The Way Through – Canadian collection of short stories

Well, it’s happened. I am a published author! My short story has been picked to be printed in Polar Expressions yearly book publication and I couldn’t be happier! After years of self-sabotage and writer’s block, my dream finally came true. I am truly elated. I want to share it with you now:

Regina’s Deception

After a long day at the office, there was nothing better than coming home to my beautiful wife, Regina. She was a stunning Italian woman with long, beautiful chestnut hair and glowing olive-coloured skin. 

As I drove down Downing Lane, I glanced over at the bouquet of white roses and the box of Laura Secord chocolates on the passenger seat. It was our twenty-fifth anniversary. I left the office early, so I could spend as much time with Regina as possible and made a pit stop at Fleur’s Flowers to pick the most elegant flower bouquet I could find before heading to get her favourite chocolates. 

The sun was shining brightly as I turned onto Stanley Avenue, our large, four-bedroom brick house coming into view at the end of the street. My heart thumped hard in my chest as I parked in the driveway. After twenty-five years of marriage, Regina could still get my blood pumping with the little black dress she was bound to be wearing. I didn’t bother locking the vehicle as we were set to go to the movies shortly and headed up the stone path. 

As I neared the house, I heard a voice—a man’s voice. This was nothing new as Regina frequently had her brother and his boyfriend over coffee. Yet, this was different. The voices were whispering urgently. These were voices that did not want to be overheard. I walked quietly to the front door, the voices becoming louder.

“Austin will be home soon,” Regina said urgently.

“So?” said a gruff, familiar voice, “When are you going to tell him?”

“Soon, sweetie. But not now.”

“You’ve been saying ‘soon’ for far too long, Gina. I hate being so secretive when we’re clearly right for each other.”

My heart was beating fast, pounding hard against my chest but not for the same reason as before. I could feel my life crumbling around me. Should I confront her? Or leave now and cut my losses? Then, my hand was on the doorknob, shaking violently. I made up my mind. 

I shoved the door open hard, and it slammed against the wall, knocking a little table over. There stood Regina in the little black dress she had always sported for me, and sitting in front of her, totally naked on the couch, was my brother. Regina gave a little scream as I approached, but Sam sat rooted to the spot as I marched up to him.

“How could you? You fucking bastard!” I screamed, my head swimming. My own brother? My own brother fucking my wife?

“I-I . . . it’s not what you think!” Sam sputtered, standing and covering himself with both hands.

“You are fucking naked in my house, on my couch, with my wife.
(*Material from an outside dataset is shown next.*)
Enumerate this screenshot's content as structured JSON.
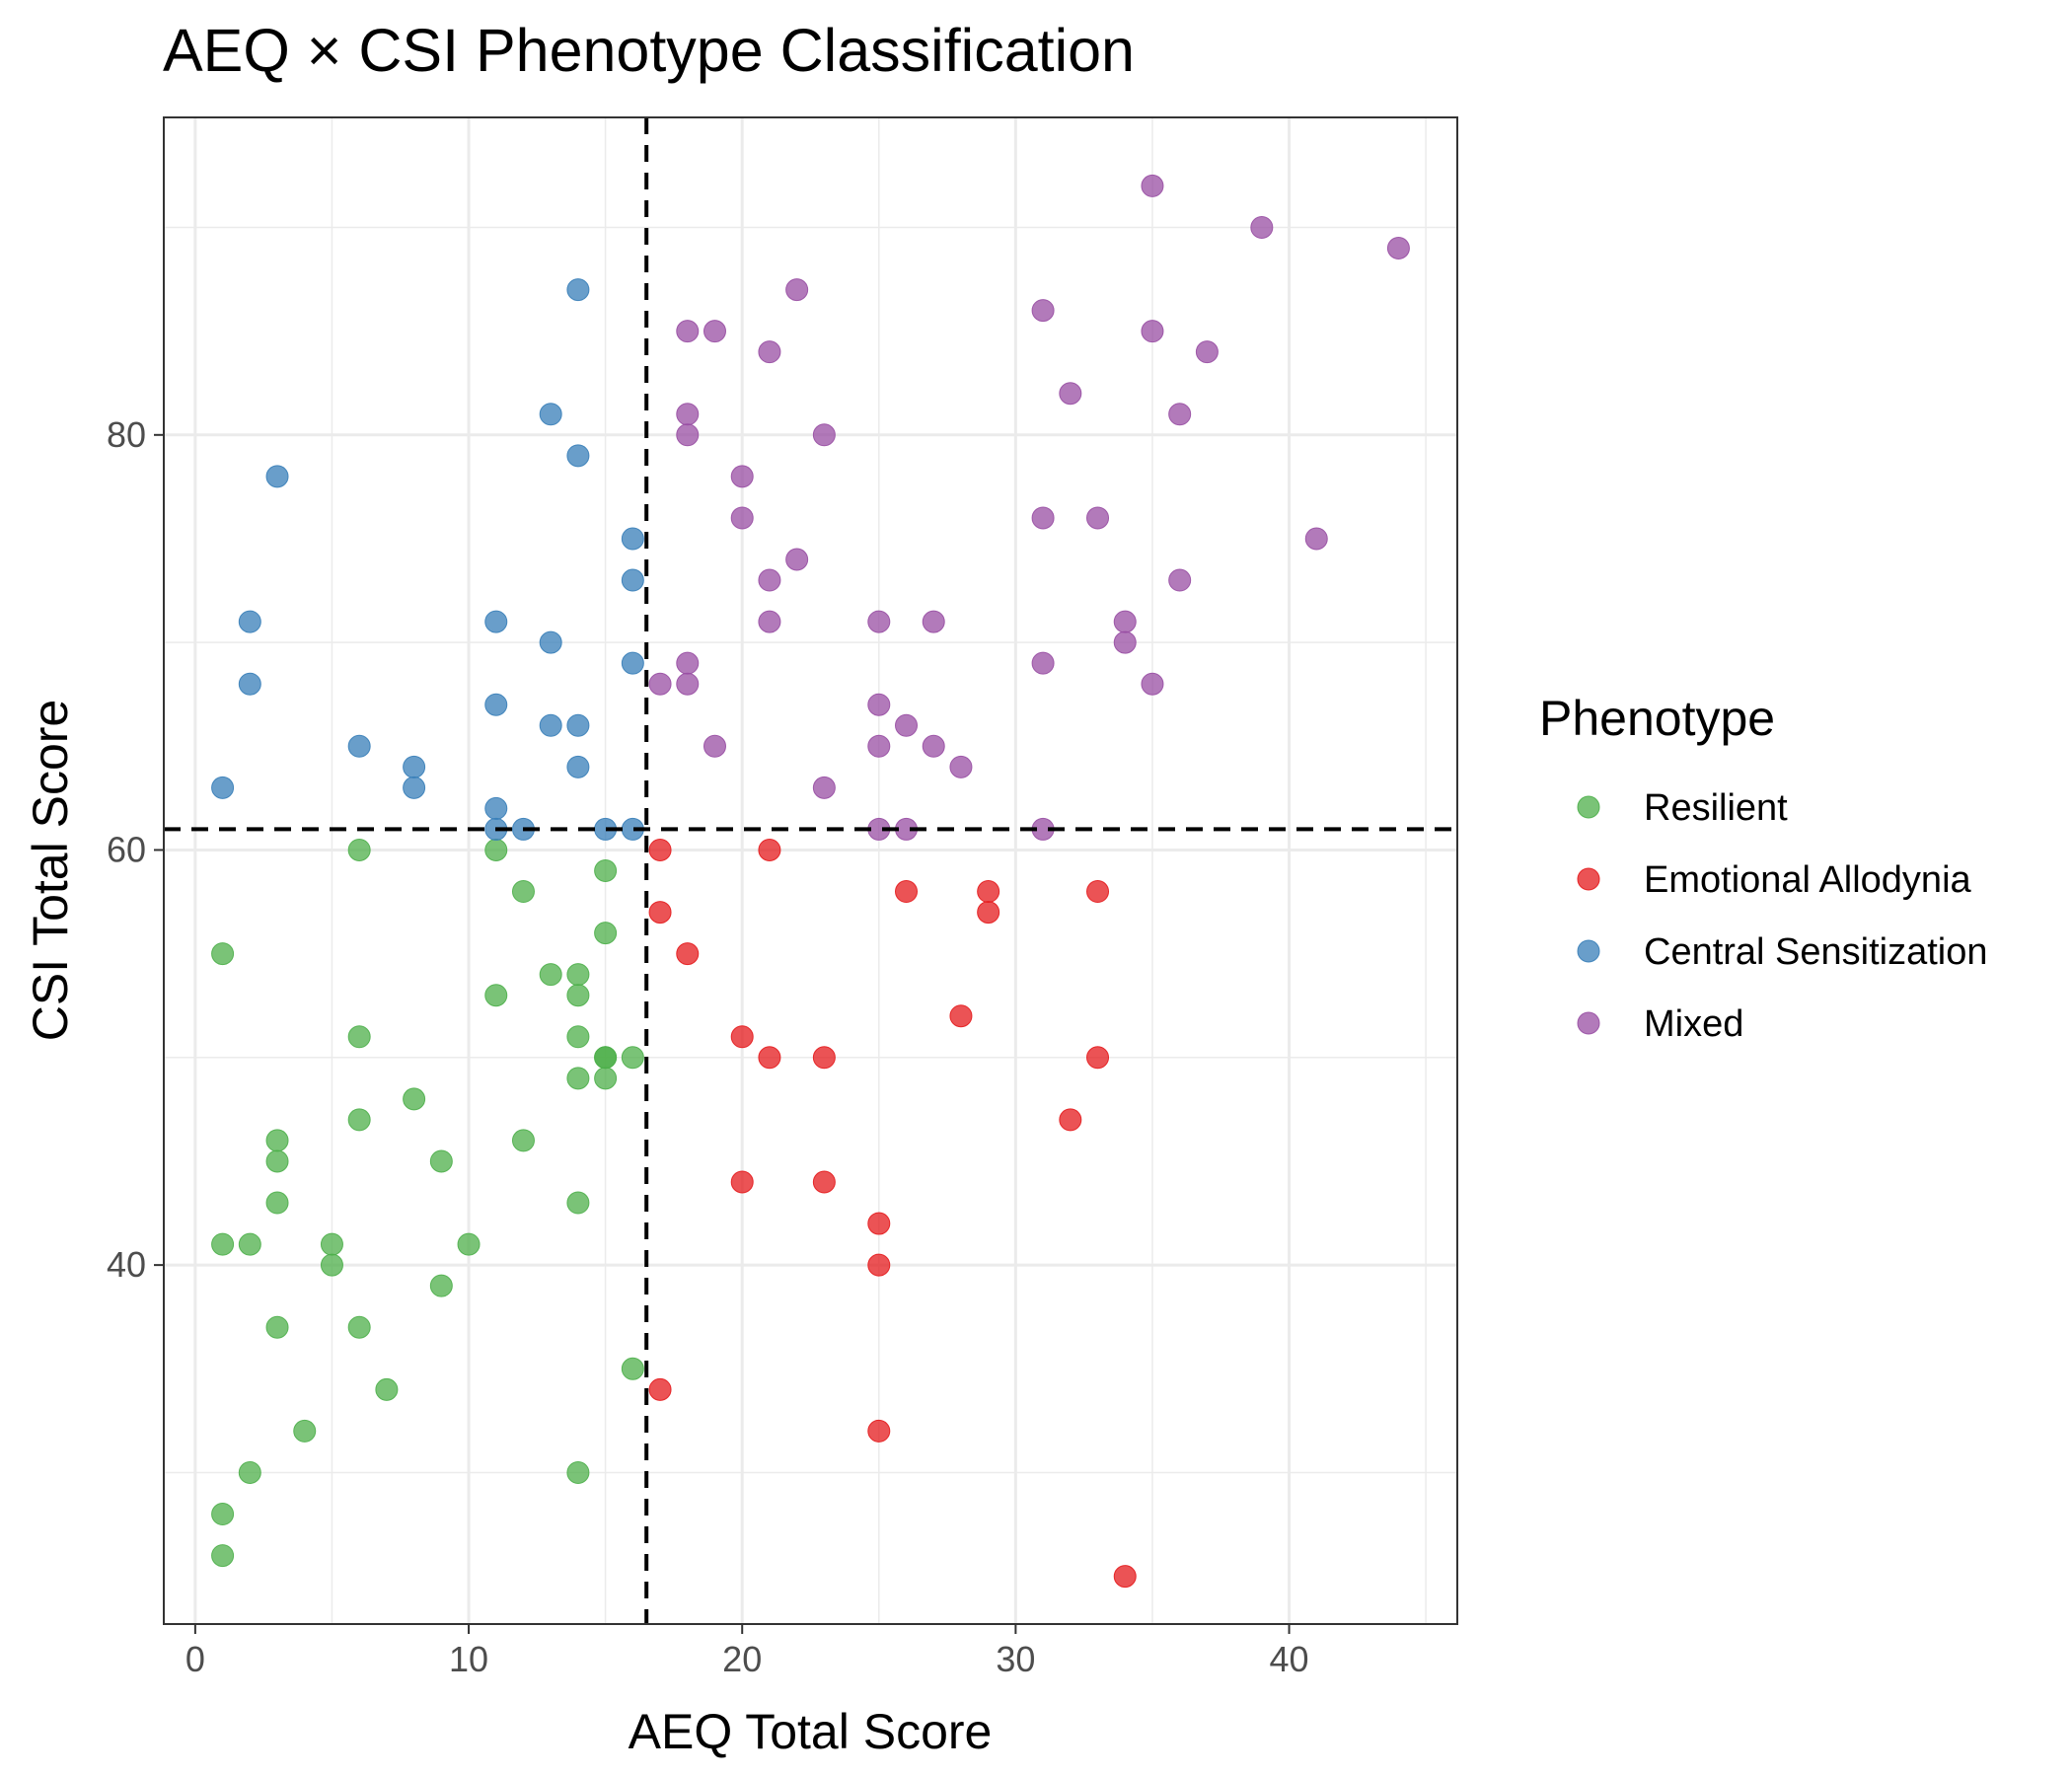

What the fuck am I supposed to think?” I said, still screaming. I couldn’t think straight. All I wanted to do was hurt Sam—hurt him like he was hurting me. Without thinking, I grabbed the table lamp beside the couch and brought it down hard and fast on Sam’s head. He gave a little grunt of pain and fell to the floor, unmoving.

“Austin! What did you do?” Regina screamed as I rounded on her.

“How could you, Regina? After twenty-five years?” I said, my anger giving way to sadness.

“It was a mistake, Austin. I’m s-s-so sorry,” she said as she backed away from me, her eyes filled with tears.

“Fuck you, Regina. Burning a pizza is a mistake. Forgetting milk at the grocery store is a mistake. Fucking your husband’s brother? That-that’s no mistake.” I could hear sirens outside. Someone must have called the police. “We’re done. Get your shit and get out.” 

Without looking back at her, I walked back over to Sam and checked his pulse. Still breathing. Thank God. I stood up slowly and walked outside, where the police were getting out of their cruisers. A funny feeling came over me. Then, relief. I was no longer angry. I could go on without Regina and be happy. Regina would have to suffer the consequences when they arose.